Comments coming from the US administration regarding Egypt were considerably toned down in the latter years of the Bush administration, which was the time of Ricciardone’s tenure as ambassador in Cairo.
Ricciardone’s predecessor David Welch (2001-2005) indicated as much in statements made in 2006 while assistant secretary of state for near eastern affairs in which he said, "The relationship has been marked by Egypt’s leadership on many issues, most notably, on the issue of relations between Israel and the Arabs, including Palestinians."
Welch had also praised the economic liberalization steps taken under the government of the then recently appointed Prime Minister Ahmed Nazif.
Ricciardone had been nominated for the Turkey post by US President Barack Obama to replace James Jeffrey who has been appointed to Iraq, and had been green lighted by the Foreign Relations Committee (of which Brownback is a former member).
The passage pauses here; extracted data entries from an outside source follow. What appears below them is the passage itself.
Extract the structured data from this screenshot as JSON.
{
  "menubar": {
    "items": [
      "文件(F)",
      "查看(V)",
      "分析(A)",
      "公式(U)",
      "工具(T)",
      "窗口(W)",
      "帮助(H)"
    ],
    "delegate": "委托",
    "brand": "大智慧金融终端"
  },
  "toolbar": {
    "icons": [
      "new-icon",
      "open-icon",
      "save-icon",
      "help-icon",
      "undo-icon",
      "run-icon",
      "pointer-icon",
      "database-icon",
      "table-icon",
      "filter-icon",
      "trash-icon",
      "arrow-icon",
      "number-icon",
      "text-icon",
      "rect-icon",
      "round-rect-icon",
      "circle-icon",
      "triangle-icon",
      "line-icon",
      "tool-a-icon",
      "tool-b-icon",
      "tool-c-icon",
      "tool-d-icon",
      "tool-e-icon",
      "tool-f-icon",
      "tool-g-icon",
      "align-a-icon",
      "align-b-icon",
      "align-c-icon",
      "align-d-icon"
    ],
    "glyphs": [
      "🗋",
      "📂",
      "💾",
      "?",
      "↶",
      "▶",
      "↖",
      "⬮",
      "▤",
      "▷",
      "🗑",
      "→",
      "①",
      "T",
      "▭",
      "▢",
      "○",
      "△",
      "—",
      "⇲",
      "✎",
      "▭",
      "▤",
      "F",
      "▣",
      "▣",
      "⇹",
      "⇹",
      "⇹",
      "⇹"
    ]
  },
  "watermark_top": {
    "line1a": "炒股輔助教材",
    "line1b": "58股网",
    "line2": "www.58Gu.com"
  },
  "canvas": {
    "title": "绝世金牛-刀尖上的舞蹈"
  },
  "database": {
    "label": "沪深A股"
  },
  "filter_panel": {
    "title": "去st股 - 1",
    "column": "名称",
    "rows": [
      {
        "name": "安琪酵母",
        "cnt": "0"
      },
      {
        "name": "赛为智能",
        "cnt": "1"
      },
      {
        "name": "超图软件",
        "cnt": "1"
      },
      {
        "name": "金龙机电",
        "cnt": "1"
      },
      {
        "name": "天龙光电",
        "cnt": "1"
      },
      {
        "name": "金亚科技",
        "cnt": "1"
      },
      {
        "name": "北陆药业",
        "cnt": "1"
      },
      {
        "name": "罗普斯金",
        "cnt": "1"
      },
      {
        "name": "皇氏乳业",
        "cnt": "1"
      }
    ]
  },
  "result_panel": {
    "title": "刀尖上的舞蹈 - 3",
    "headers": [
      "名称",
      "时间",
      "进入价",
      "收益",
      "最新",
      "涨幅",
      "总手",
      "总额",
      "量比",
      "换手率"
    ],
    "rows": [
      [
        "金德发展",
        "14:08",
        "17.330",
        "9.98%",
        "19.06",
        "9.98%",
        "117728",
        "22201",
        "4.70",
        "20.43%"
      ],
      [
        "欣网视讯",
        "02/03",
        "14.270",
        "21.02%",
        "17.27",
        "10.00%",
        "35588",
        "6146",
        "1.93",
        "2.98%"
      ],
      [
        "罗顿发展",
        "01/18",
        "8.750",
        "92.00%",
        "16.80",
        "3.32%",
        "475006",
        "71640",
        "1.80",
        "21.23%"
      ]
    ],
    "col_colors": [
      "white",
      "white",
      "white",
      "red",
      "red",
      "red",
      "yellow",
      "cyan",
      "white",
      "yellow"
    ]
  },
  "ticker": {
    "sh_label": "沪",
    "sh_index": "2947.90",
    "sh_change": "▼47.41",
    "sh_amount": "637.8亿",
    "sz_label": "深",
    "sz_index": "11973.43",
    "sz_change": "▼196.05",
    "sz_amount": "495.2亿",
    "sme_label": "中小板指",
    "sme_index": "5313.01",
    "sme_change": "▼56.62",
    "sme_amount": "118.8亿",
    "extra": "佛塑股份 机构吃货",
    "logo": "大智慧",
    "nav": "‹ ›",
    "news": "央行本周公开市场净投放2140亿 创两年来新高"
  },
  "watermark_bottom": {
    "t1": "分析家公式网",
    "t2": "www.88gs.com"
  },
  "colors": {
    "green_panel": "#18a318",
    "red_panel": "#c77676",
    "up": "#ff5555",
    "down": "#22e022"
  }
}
However any senator may veto an ambassadorial appointment.
“Next year’s pivotal elections provide an opportunity for the secularists to demonstrate their strength, and we cannot let our desire for a strong bilateral relationship translate into de facto support of the ruling party, especially if we have reason to believe that opposition parties are in danger of being marginalized,” the Republican senator added.
Brownback also said that the US had not fully explored the possibility of “Turkish tilt toward Iran and away from Israel.” He is expected to receive a reply from Clinton to alleviate his concerns, after which he may remove his block in mid-September.
Egyptian Human Rights advocates were often critical of Ricciardone during his time as ambassador to Egypt, claiming that he was often supportive of the Egyptian regime at least with his public comments.
Director of the Egyptian Initiative for Personal Rights Hossam Bahgat told Daily News Egypt when Ricciardone was leaving that he "consistently heaps praise on the Egyptian government to the extent that he sounds more like an Egyptian government official than an American one. This has damaged US credibility [in Egypt].”